The outlier changes other observations to be about -10 to +3 more different when the last value is an outlier.

gas_outlier_last <- 
  gas

gas_outlier_last[nrow(gas_outlier_last), 1] <- gas_outlier_last[nrow(gas_outlier_last), 1] + 500

dcmp_outlier_last <-
  gas_outlier_last |>
  model(
      classical_decomposition(Gas, type = "multiplicative")) |>
  components(dcmp) |>
  as_tsibble() 

season_adjust_diff <- dcmp['season_adjust'] - dcmp_outlier_last['season_adjust']

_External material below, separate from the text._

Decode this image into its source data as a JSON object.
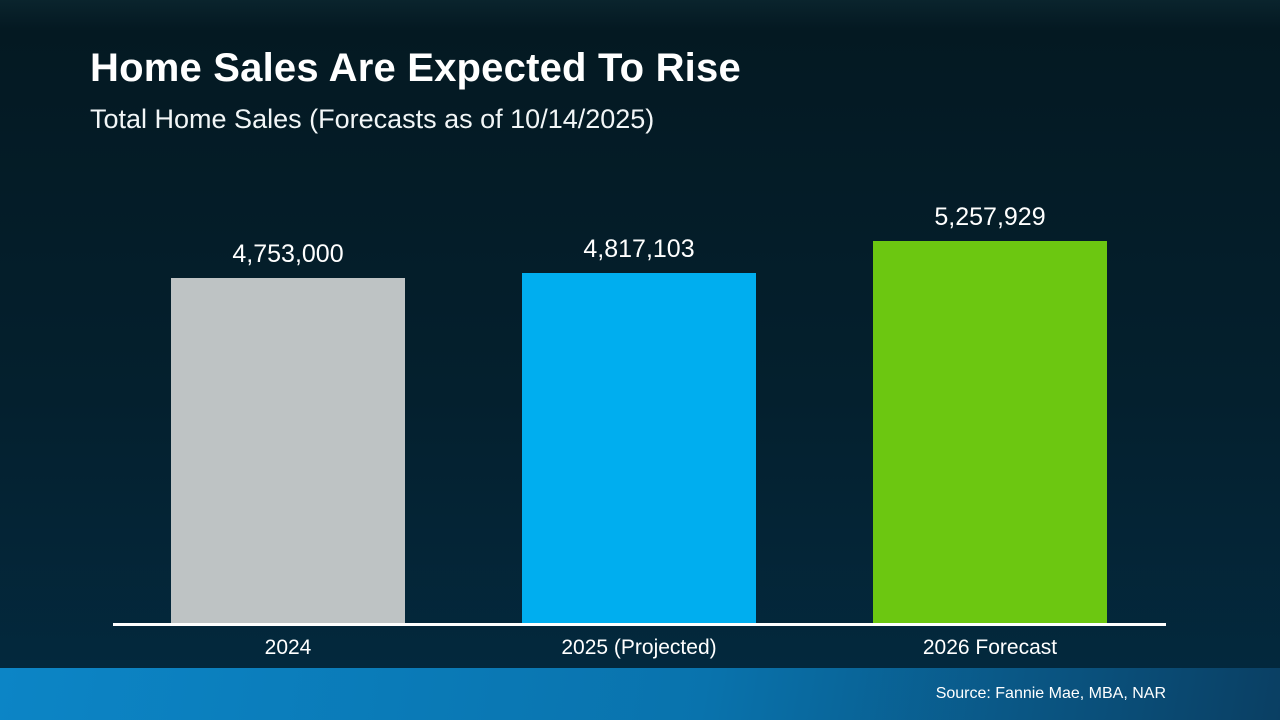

knitr::kable(season_adjust_diff, align='l')

season_adjust
2.470092
-8.605846
2.458013
2.624169
2.604215
-9.179569
2.688002
2.741319
2.738337
-9.801102
2.788623
2.682744
2.783045
-9.705482
2.817372
2.788180
2.816575
-10.040154
2.946741
-456.939722

Does it make any difference if the outlier is near the end rather than in the middle of the time series?

There’s not much of a difference where the outlier is located

gas_outlier_middle <- 
  gas

gas_outlier_middle[nrow(gas_outlier_middle), 1] <- gas_outlier_middle[nrow(gas_outlier_middle) / 2, 1] + 500

dcmp_outlier_middle <-
  gas_outlier_middle |>
  model(
      classical_decomposition(Gas, type = "multiplicative")) |>
  components(dcmp) |>
  as_tsibble() 

season_adjust_diff_2 <- dcmp['season_adjust'] - dcmp_outlier_middle['season_adjust']

knitr::kable(list(season_adjust_diff, season_adjust_diff_2), align='l')

season_adjust
2.470092
-8.605846
2.458013
2.624169
2.604215
-9.179569
2.688002
2.741319
2.738337
-9.801102
2.788623
2.682744
2.783045
-9.705482
2.817372
2.788180
2.816575
-10.040154
2.946741
-456.939722

season_adjust
2.348490
-8.159074
2.337006
2.494982
2.476010
-8.703012
2.555673
2.606365
2.603530
-9.292278
2.651340
2.550673
2.646036
-9.201622
2.678673
2.650918
2.677916
-9.518919
2.801674
-428.844638

Problem 3.8

Recall your retail time series data (from Exercise 7 in Section 2.10). Decompose the series using X-11. Does it reveal any outliers, or unusual features that you had not noticed previously?

We noticed a positive trend from 1975-2005 and some possible yearly seasonal trends. Running x11 we see that the trend went further out to 2007. We also see the seasonal trend shrank in the middle of the time series and then grew to larger variances than before. As for the irregular series, we also notice a few outliers not noticeable from 2010-2013.

set.seed(42)

x11_dcmp <-
  aus_retail |>
  filter(`Series ID` == sample(aus_retail$`Series ID`,1)) |>
  model(x11 = X_13ARIMA_SEATS(Turnover ~ x11())) |>
  components()

autoplot(x11_dcmp) +
  labs(title =
    "Decomposition of Western AUS Turnover using X-11.")

Problem 3.9

Figures 3.19 and 3.20 show the result of decomposing the number of persons in the civilian labour force in Australia each month from February 1978 to August 1995.

Figure 3.19: Decomposition of the number of persons in the civilian labour force in Australia each month from February 1978 to August 1995.

Figure 3.20: Seasonal component from the decomposition shown in the previous figure.

Write about 3–5 sentences describing the results of the decomposition. Pay particular attention to the scales of the graphs in making your interpretation.

We can see a strong, positive trend throughout the series. This accounts for a major part of the gains throughout the time series. The seasonal fluctuations are about -100 to 100. The major change is the drop that was around 1991-1992. It was removed as irregular patterns and not included in the trend model.

Is the recession of 1991/1992 visible in the estimated components?

We can see this recession only in the irregular graph and was removed from the trend series.